A quick point about the Veil hypo: I think it's basically the Harvard political science department way of formulating the Golden Rule, "Do unto others as you would have them do unto you." Generally speaking most people find this to be a comprehensible and admirable moral precept, and most major religions to my knowledge include it as a central tenet.
Another key point I'd like to add to the current discussion about national boundaries is that I find it a bit ironic that the in the pushback to Eben's comments, the supposedly more deeply felt and "real" national community is being contrasted to "fake," more evanscent familial bonds descending from Mitochondrial Eve.
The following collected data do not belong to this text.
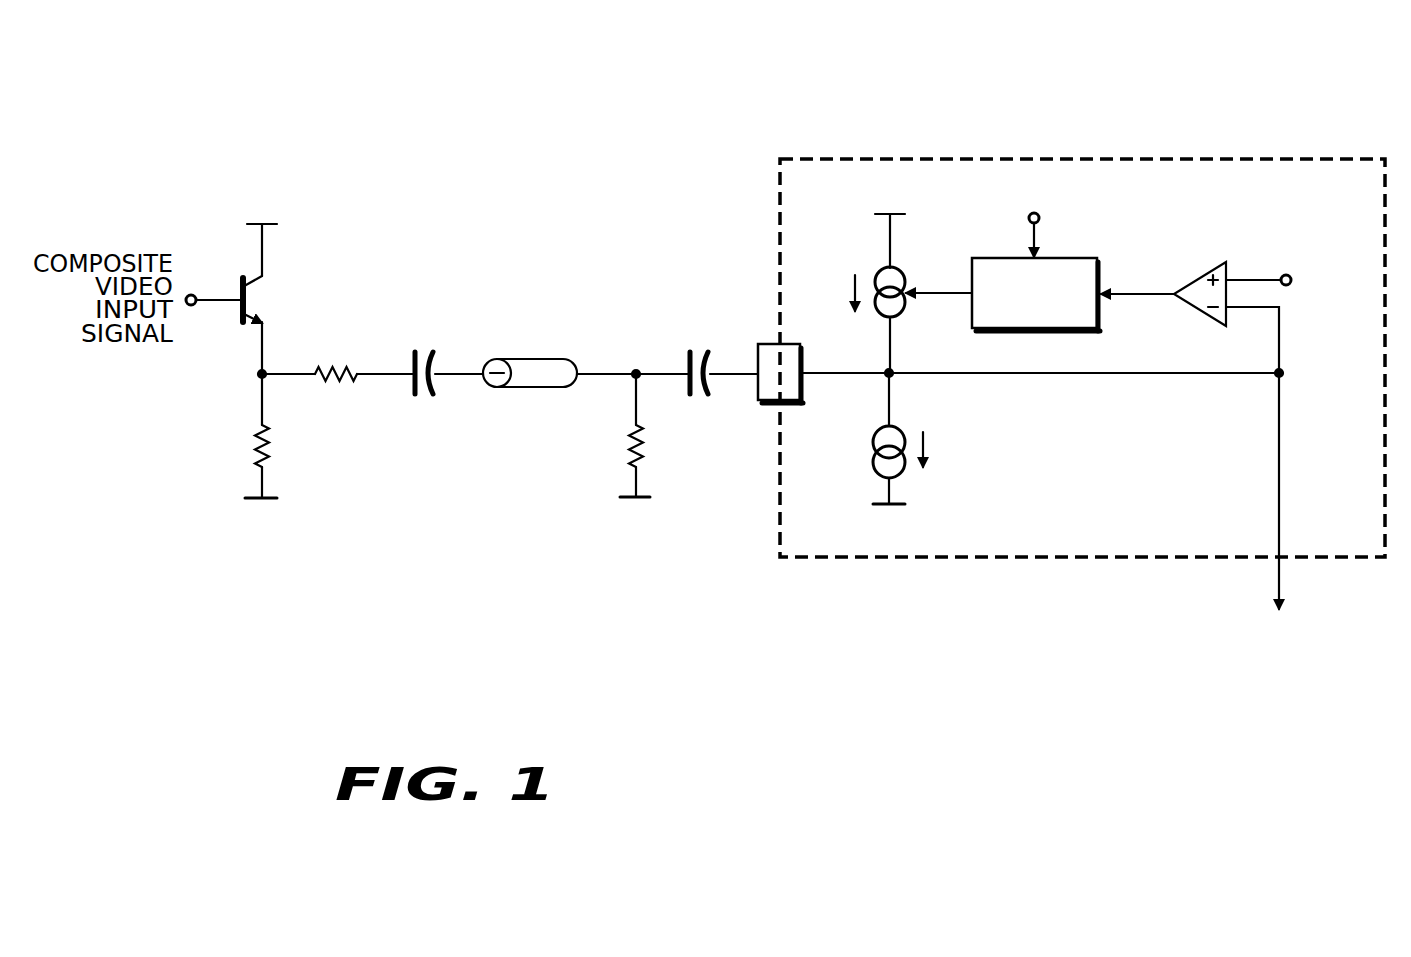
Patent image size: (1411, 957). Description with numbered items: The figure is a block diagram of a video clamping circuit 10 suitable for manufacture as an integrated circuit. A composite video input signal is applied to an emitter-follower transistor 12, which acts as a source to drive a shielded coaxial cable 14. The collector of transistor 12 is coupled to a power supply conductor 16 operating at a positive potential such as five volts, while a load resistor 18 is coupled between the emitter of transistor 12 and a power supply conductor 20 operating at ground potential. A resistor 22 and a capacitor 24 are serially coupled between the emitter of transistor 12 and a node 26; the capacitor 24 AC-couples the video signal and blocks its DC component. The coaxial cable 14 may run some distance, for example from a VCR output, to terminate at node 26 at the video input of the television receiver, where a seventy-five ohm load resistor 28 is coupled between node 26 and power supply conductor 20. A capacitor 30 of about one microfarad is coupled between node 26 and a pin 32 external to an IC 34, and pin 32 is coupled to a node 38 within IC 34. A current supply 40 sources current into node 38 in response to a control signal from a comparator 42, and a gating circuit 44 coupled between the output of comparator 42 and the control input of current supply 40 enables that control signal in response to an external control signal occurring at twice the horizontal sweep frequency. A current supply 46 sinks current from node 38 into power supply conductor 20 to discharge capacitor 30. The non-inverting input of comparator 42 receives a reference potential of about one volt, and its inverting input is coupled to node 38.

The video clamping circuit 10 is at (621, 674).
The emitter-follower transistor 12 is at (256, 298).
The shielded coaxial cable 14 is at (525, 390).
The power supply conductor 16 is at (268, 226).
The load resistor 18 is at (254, 442).
The power supply conductor 20 is at (268, 500).
The resistor 22 is at (337, 390).
The capacitor 24 is at (425, 348).
The node 26 is at (636, 367).
The load resistor 28 is at (646, 449).
The capacitor 30 is at (700, 348).
The pin 32 is at (805, 398).
The IC 34 is at (1285, 158).
The node 38 is at (893, 378).
The current supply 40 is at (905, 278).
The comparator 42 is at (1192, 310).
The gating circuit 44 is at (1080, 256).
The current supply 46 is at (870, 455).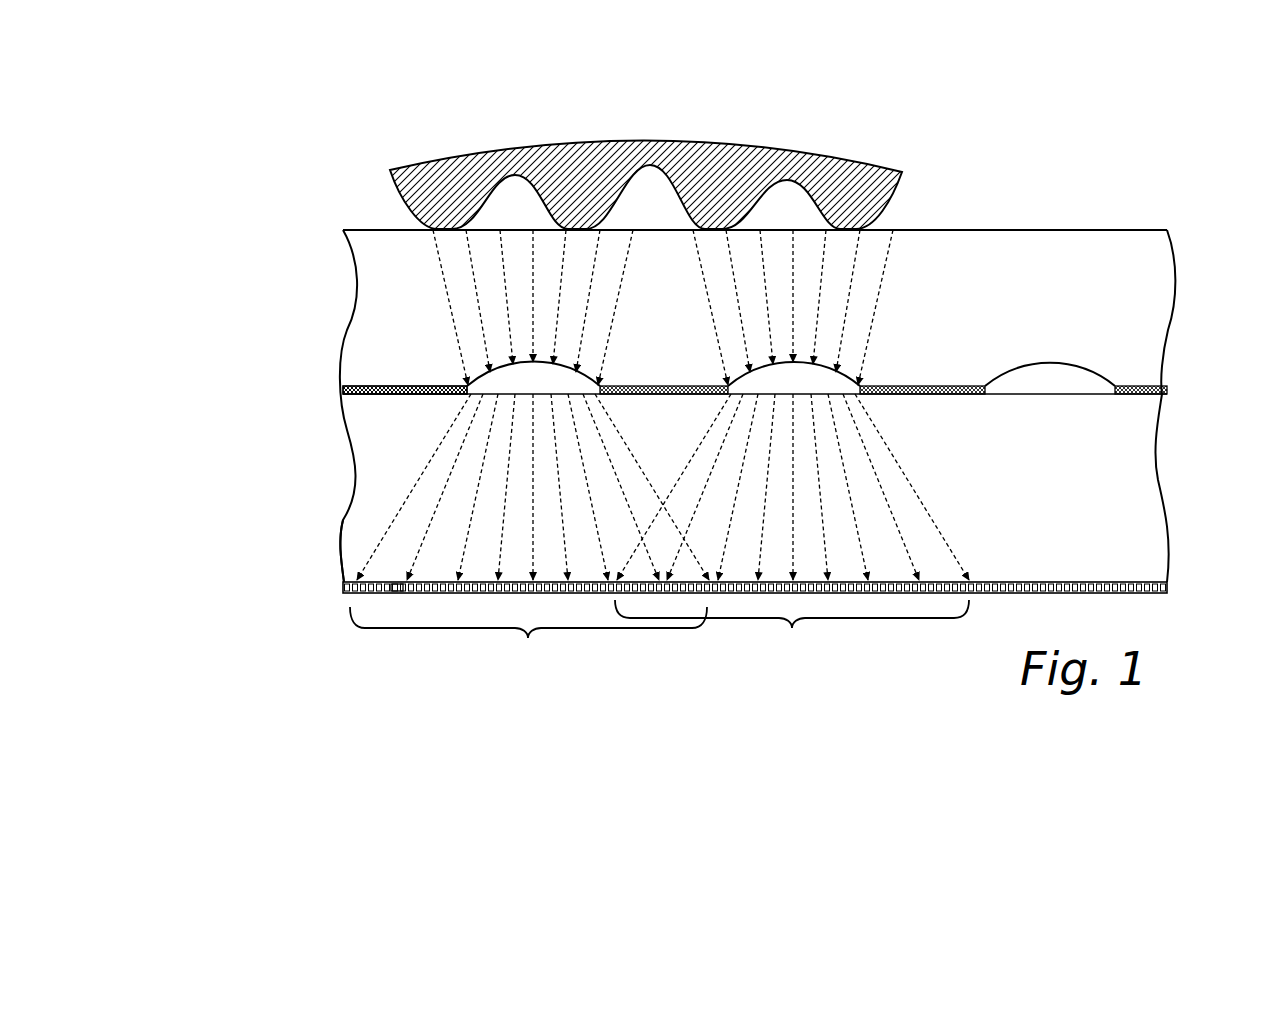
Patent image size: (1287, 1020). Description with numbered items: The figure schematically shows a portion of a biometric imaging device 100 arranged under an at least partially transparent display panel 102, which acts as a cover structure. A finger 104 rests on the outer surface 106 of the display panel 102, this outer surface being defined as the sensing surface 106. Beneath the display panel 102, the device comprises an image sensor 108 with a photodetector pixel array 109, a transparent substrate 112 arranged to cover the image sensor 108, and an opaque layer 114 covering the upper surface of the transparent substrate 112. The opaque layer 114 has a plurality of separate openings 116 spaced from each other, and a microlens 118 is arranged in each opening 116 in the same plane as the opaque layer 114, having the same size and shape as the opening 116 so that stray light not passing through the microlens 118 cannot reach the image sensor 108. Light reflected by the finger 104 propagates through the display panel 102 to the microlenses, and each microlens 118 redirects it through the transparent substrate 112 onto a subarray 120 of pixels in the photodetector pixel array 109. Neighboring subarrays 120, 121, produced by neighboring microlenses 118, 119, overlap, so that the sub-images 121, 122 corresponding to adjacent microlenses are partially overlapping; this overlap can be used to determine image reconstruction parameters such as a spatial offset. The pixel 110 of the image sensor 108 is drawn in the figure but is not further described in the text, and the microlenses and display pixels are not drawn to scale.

First, my understanding of Eben's point about mitochondria is that it is a biological reality which can be put to good use in ethical argument. I think it was a just a quick point of political rhetoric, not really an attempt at a general theory of ethics. I don't think the intended point was that, for example, if we discovered Australians had different mitochondria, we would suddenly cease to have ethical obligations to them.
But nationalism - the concept that the boundaries of our familial affection is somehow naturally limited to those within the territories of the same nation-state as us - is to my mind quite implausible as an ethical theory. The nation-state has its origins as a deliberate project by European states to establish more culturally cohesive populations amenable to centralized governing and winning wars. There is nothing natural about it, and certainly there is no inherent link between biological kinship and nationalism.
However, we might be able to make constructive use of nationalism nonetheless, now that we have it. Benedict Arnold's Imagined Communities made the argument, that, inter alia, nationalism can serve to expand one's boundary of concern beyond immediate kin. He worked on Indonesia, and Indonesia is an example of a case where a bunch of essentially separate island communities developed a common national identification in their struggle against their colonial occupiers and cooperated to throw them out.
Elsewhere, and if someone else knows the source for this, I'd be grateful, I read an interesting attempt to explain why the Scandinavian social democracies are so generous with foreign aid. The argument was that the tradition of social democracy there had caused people to expand their circle of concern outside themselves and their family, and that this expansion had continued to encompass people in other countries. Now, I know it's somewhat bad form to cite an argument without knowing the source, but I'm really hoping someone might recognize it and point me to it, and I think it's a thought-provoking hypothesis.